Bendungan "Pice" before sunset terlihat sungai lenggang yang tenang


            Sebenarnya Bendungan Pice ini dibangun pada jaman kolonial Belanda untuk kegiatan penambangan timah. Namun saat ini masih tetap digunakan untuk mengatur debit air di hulu sungai Lenggang.

            Dari bendungan Pice kami berangkat ke Manggar. Jika ingat adegan Lintang dan Ikal mengayuh sepeda dari Gantong-Manggar maka pasti akan tahu seberapa jauhnya anak sekecil mereka mengayuh sepeda. Jarak Gantong-Manggar sekitar 30 km, bisa bayangkan mandi keringat mengayuh sepeda dengan kondisi panas terik (heheh..).

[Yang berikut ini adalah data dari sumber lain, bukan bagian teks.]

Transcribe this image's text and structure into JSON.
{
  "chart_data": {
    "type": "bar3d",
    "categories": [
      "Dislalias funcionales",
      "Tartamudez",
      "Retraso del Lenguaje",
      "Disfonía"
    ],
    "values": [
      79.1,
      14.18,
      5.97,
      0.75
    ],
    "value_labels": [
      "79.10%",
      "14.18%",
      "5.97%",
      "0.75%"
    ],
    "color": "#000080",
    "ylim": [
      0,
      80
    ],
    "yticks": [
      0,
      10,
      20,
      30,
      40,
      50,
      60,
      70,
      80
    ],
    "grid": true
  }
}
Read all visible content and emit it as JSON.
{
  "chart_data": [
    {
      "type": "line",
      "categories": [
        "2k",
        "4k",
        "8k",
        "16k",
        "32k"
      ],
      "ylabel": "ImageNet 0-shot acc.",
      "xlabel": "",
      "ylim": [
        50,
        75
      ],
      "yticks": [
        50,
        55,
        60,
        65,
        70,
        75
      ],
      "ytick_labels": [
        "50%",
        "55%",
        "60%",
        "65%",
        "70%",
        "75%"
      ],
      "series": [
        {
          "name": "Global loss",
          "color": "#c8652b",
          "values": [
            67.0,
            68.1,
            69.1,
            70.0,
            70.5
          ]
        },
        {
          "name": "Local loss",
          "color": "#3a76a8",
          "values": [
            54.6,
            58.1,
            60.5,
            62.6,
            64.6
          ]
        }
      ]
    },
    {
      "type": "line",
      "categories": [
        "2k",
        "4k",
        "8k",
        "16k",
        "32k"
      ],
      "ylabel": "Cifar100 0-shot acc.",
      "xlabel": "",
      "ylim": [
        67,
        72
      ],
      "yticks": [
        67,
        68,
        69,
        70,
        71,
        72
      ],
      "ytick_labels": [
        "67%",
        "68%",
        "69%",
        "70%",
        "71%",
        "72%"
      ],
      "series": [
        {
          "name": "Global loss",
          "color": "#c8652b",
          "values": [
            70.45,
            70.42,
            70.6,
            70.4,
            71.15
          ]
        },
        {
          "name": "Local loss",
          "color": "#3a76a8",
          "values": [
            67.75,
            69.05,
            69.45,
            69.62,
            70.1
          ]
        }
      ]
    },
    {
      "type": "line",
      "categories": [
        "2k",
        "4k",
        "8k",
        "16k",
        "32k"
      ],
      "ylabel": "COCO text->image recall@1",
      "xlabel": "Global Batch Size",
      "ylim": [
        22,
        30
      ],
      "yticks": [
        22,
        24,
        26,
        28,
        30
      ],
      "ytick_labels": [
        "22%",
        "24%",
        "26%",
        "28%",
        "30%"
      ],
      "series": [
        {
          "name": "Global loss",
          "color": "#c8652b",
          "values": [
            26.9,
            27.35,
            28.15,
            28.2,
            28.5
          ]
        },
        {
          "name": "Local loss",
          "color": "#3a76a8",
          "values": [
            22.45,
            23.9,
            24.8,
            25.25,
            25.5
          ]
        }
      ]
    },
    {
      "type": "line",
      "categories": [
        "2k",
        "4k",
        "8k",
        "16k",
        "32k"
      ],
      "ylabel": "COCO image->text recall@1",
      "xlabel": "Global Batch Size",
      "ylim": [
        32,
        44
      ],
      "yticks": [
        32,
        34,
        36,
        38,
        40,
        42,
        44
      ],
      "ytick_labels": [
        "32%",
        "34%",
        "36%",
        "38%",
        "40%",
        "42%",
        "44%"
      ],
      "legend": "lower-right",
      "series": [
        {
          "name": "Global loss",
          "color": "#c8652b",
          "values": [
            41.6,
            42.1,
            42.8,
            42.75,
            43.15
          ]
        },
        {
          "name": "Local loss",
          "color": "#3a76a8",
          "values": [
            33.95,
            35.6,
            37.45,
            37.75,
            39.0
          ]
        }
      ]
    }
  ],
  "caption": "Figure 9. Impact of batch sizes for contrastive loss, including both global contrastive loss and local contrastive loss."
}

            Uniknya di Manggar ini banyak sekali warung kopi bahkan karena saking banyaknya warung kopi di Manggar, oleh pemda setempat membuat kompetisi kedai kopi teramai (hehehe). Sempat juga saya melihat toko A ling yang bernama “Sinar Harapan” telah berganti nama, dan kondisi tokonya juga sudah lebih baik daripada yang digambarkan dalam film Laskar Pelangi.

Ngopi di Manggar bersama Bu ermi :D

Lomba Kedai Kopi Teramai di Manggar


Saya dan tim makan malam di sebuah warung kopi “Bandoeng River” kali ini dengan menu seafood dan secangkir kopi Manggar yang terkenal eunakkknya (heheheh). Sebenarnya sembari menikmati kopi dan makan malam saya ingin sekali menikmatinya sambil duduk di bawah saung yang disediakan oleh warung kopi. Namun sedikit terhambat karena nyamuknya luar biasa banyak (hehehe).

            Keesokan harinya perjalanan ini menjadi perjalanan yang tidak bisa saya lupakan. Jalan-jalan ke Hopping Islands.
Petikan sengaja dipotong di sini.